Mungkin pernah kita dalam hati
kecil meragukan kepantasan TA sebagai tugas penting dan genting, yaitu di
posisi kuadran 1. Misalnya, TA dianggap genting atau mendesak tetapi tidak
penting. Genting karena mendesak, karena menjadi syarat kelulusan. Tidak
penting atau tidak pokok karena “ora dadi pitakon kubur” (tidak menjadi
bahan pertanyaan di alam kubur). Ada-ada saja memang. Atau ada juga yang mengungkapkannya
dengan bahasa yang lebih nyaman di telinga. Misalnya, tugas pokok dan penting
kita di dunia kan beribadah, mumpung masih hidup kita harus segera
beribadah, jangan ditunda-tunda. Tuhan menciptakan jin dan manusia untuk
beribadah, bukan untuk membuat TA. Maka harus diupayakan akhir hayat kita dalam
kondisi beribadah, karena nilai manusia di mata Tuhan adalah dilihat akhir
hayatnya. Waaah benar juga ya.
Kita tak perlu mengurangi,
justru harus meningkatkan keyakinan bahwa tugas penting kita (dan bahkan
genting) sebagai ciptaan-Nya memang beribadah. Dengan beribadah secara khusyuk hidup kita akan
terasa lebih tenang.

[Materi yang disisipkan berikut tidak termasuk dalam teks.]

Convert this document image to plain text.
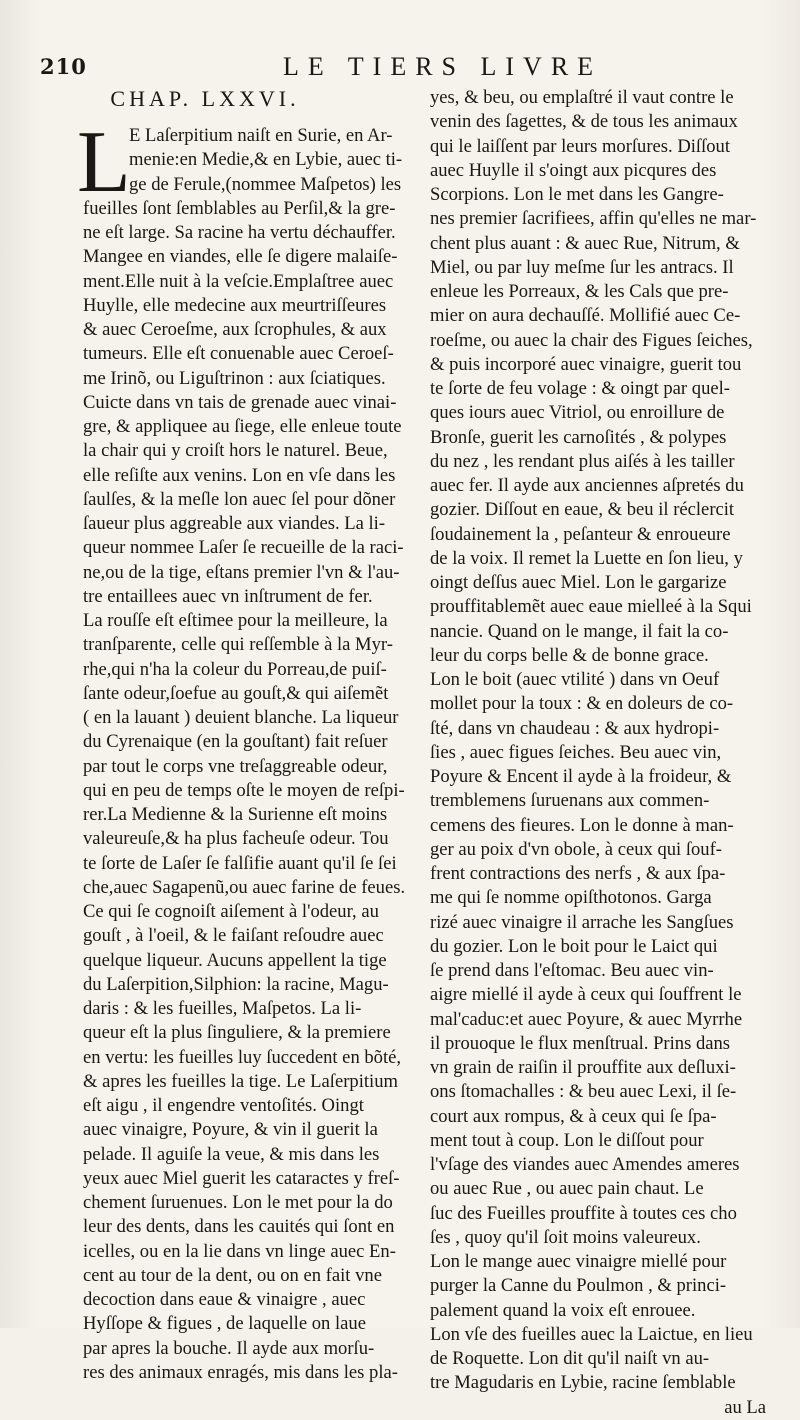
210	LE TIERS LIVRE
CHAP. LXXVI.
L
E Laſerpitium naiſt en Surie, en Ar-
menie:en Medie,& en Lybie, auec ti-
ge de Ferule,(nommee Maſpetos) les
fueilles ſont ſemblables au Perſil,& la gre-
ne eſt large. Sa racine ha vertu déchauffer.
Mangee en viandes, elle ſe digere malaiſe-
ment.Elle nuit à la veſcie.Emplaſtree auec
Huylle, elle medecine aux meurtriſſeures
& auec Ceroeſme, aux ſcrophules, & aux
tumeurs. Elle eſt conuenable auec Ceroeſ-
me Irinõ, ou Liguſtrinon : aux ſciatiques.
Cuicte dans vn tais de grenade auec vinai-
gre, & appliquee au ſiege, elle enleue toute
la chair qui y croiſt hors le naturel. Beue,
elle reſiſte aux venins. Lon en vſe dans les
ſaulſes, & la meſle lon auec ſel pour dõner
ſaueur plus aggreable aux viandes. La li-
queur nommee Laſer ſe recueille de la raci-
ne,ou de la tige, eſtans premier l'vn & l'au-
tre entaillees auec vn inſtrument de fer.
La rouſſe eſt eſtimee pour la meilleure, la
tranſparente, celle qui reſſemble à la Myr-
rhe,qui n'ha la coleur du Porreau,de puiſ-
ſante odeur,ſoefue au gouſt,& qui aiſemẽt
( en la lauant ) deuient blanche. La liqueur
du Cyrenaique (en la gouſtant) fait reſuer
par tout le corps vne treſaggreable odeur,
qui en peu de temps oſte le moyen de reſpi-
rer.La Medienne & la Surienne eſt moins
valeureuſe,& ha plus facheuſe odeur. Tou
te ſorte de Laſer ſe falſifie auant qu'il ſe ſei
che,auec Sagapenũ,ou auec farine de feues.
Ce qui ſe cognoiſt aiſement à l'odeur, au
gouſt , à l'oeil, & le faiſant reſoudre auec
quelque liqueur. Aucuns appellent la tige
du Laſerpition,Silphion: la racine, Magu-
daris : & les fueilles, Maſpetos. La li-
queur eſt la plus ſinguliere, & la premiere
en vertu: les fueilles luy ſuccedent en bõté,
& apres les fueilles la tige. Le Laſerpitium
eſt aigu , il engendre ventoſités. Oingt
auec vinaigre, Poyure, & vin il guerit la
pelade. Il aguiſe la veue, & mis dans les
yeux auec Miel guerit les cataractes y freſ-
chement ſuruenues. Lon le met pour la do
leur des dents, dans les cauités qui ſont en
icelles, ou en la lie dans vn linge auec En-
cent au tour de la dent, ou on en fait vne
decoction dans eaue & vinaigre , auec
Hyſſope & figues , de laquelle on laue
par apres la bouche. Il ayde aux morſu-
res des animaux enragés, mis dans les pla-
yes, & beu, ou emplaſtré il vaut contre le
venin des ſagettes, & de tous les animaux
qui le laiſſent par leurs morſures. Diſſout
auec Huylle il s'oingt aux picqures des
Scorpions. Lon le met dans les Gangre-
nes premier ſacrifiees, affin qu'elles ne mar-
chent plus auant : & auec Rue, Nitrum, &
Miel, ou par luy meſme ſur les antracs. Il
enleue les Porreaux, & les Cals que pre-
mier on aura dechauſſé. Mollifié auec Ce-
roeſme, ou auec la chair des Figues ſeiches,
& puis incorporé auec vinaigre, guerit tou
te ſorte de feu volage : & oingt par quel-
ques iours auec Vitriol, ou enroillure de
Bronſe, guerit les carnoſités , & polypes
du nez , les rendant plus aiſés à les tailler
auec fer. Il ayde aux anciennes aſpretés du
gozier. Diſſout en eaue, & beu il réclercit
ſoudainement la , peſanteur & enroueure
de la voix. Il remet la Luette en ſon lieu, y
oingt deſſus auec Miel. Lon le gargarize
prouffitablemẽt auec eaue mielleé à la Squi
nancie. Quand on le mange, il fait la co-
leur du corps belle & de bonne grace.
Lon le boit (auec vtilité ) dans vn Oeuf
mollet pour la toux : & en doleurs de co-
ſté, dans vn chaudeau : & aux hydropi-
ſies , auec figues ſeiches. Beu auec vin,
Poyure & Encent il ayde à la froideur, &
tremblemens ſuruenans aux commen-
cemens des fieures. Lon le donne à man-
ger au poix d'vn obole, à ceux qui ſouf-
frent contractions des nerfs , & aux ſpa-
me qui ſe nomme opiſthotonos. Garga
rizé auec vinaigre il arrache les Sangſues
du gozier. Lon le boit pour le Laict qui
ſe prend dans l'eſtomac. Beu auec vin-
aigre miellé il ayde à ceux qui ſouffrent le
mal'caduc:et auec Poyure, & auec Myrrhe
il prouoque le flux menſtrual. Prins dans
vn grain de raiſin il prouffite aux deſluxi-
ons ſtomachalles : & beu auec Lexi, il ſe-
court aux rompus, & à ceux qui ſe ſpa-
ment tout à coup. Lon le diſſout pour
l'vſage des viandes auec Amendes ameres
ou auec Rue , ou auec pain chaut. Le
ſuc des Fueilles prouffite à toutes ces cho
ſes , quoy qu'il ſoit moins valeureux.
Lon le mange auec vinaigre miellé pour
purger la Canne du Poulmon , & princi-
palement quand la voix eſt enrouee.
Lon vſe des fueilles auec la Laictue, en lieu
de Roquette. Lon dit qu'il naiſt vn au-
tre Magudaris en Lybie, racine ſemblable
au La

Namun bukan berarti kemudian kita harus menghabiskan waktu
untuk beribadah dalam arti ritual khusus sementara di sekitar kita banyak
terjadi ketidakberesan atau kesenjangan. Kesenjangan antara apa yang seharusnya
dan apa yang senyatanya terjadi bukan hanya satu dua kali, puluhan, ratusan,
melainkan terus menerus takkan pernah ada habisnya karena kesenjangan itu selalu
mengiringi hidup dan hubungan antarmanusia. Tuhan memang mewajibkan kita melakukan
ritual ibadah tertentu setiap hari. Tetapi Tuhan juga melarang kita berdiam
diri melihat ketidakberesan. Karena ketidakberesan
yang satu akan memicu ketidakberesan yang lebih banyak dan lebih parah kalau tidak
segera diselesaikan dengan baik. Bencana bukan menimpa pelaku ketidakberesan
melainkan juga pada orang lain yang mendiamkannya. Kita diwajibkan untuk membenahinya,
menyerukan kebaikan dan mencegah pada kemungkaran dan ha-hal atau keadaan yang
tak memanusiakan manusia seperti kejahatan, kebodohan dan kemiskinan.
Amalan-amalan sosial bernilai
ibadah kalau dikerjakan dengan niat mematuhi Tuhan. Tentu kita takut suatu hari
nanti memasuki pengadilanNya berbekal banyak pahala ritual tetapi juga ditanggungi
beban berat dosa sosial karena tak peduli dengan lingkungan kita. Maka
persoalan penting tidaknya, genting tidaknya penyelesaian TA sebenarnya tergantung
juga pada tingkat kemampuan seseorang memahami dan menghendaki posisi TA. Bila
TA dipahami dan dikehendaki sebagai sarana melaksanakan perintahNya dan sarat
dengan upaya untuk memperbaiki kondisi di lingkungan maka tak ragu lagi untuk
menyegerakan penyelesaiannya. Bukankah demikian?
Semoga Allah, memberi manfaat
pada kita atas apa yang telah Dia ajarkan pada kita, dan semoga mengajari kita apa
saja yang bermanfaat bagi kita. Aamien.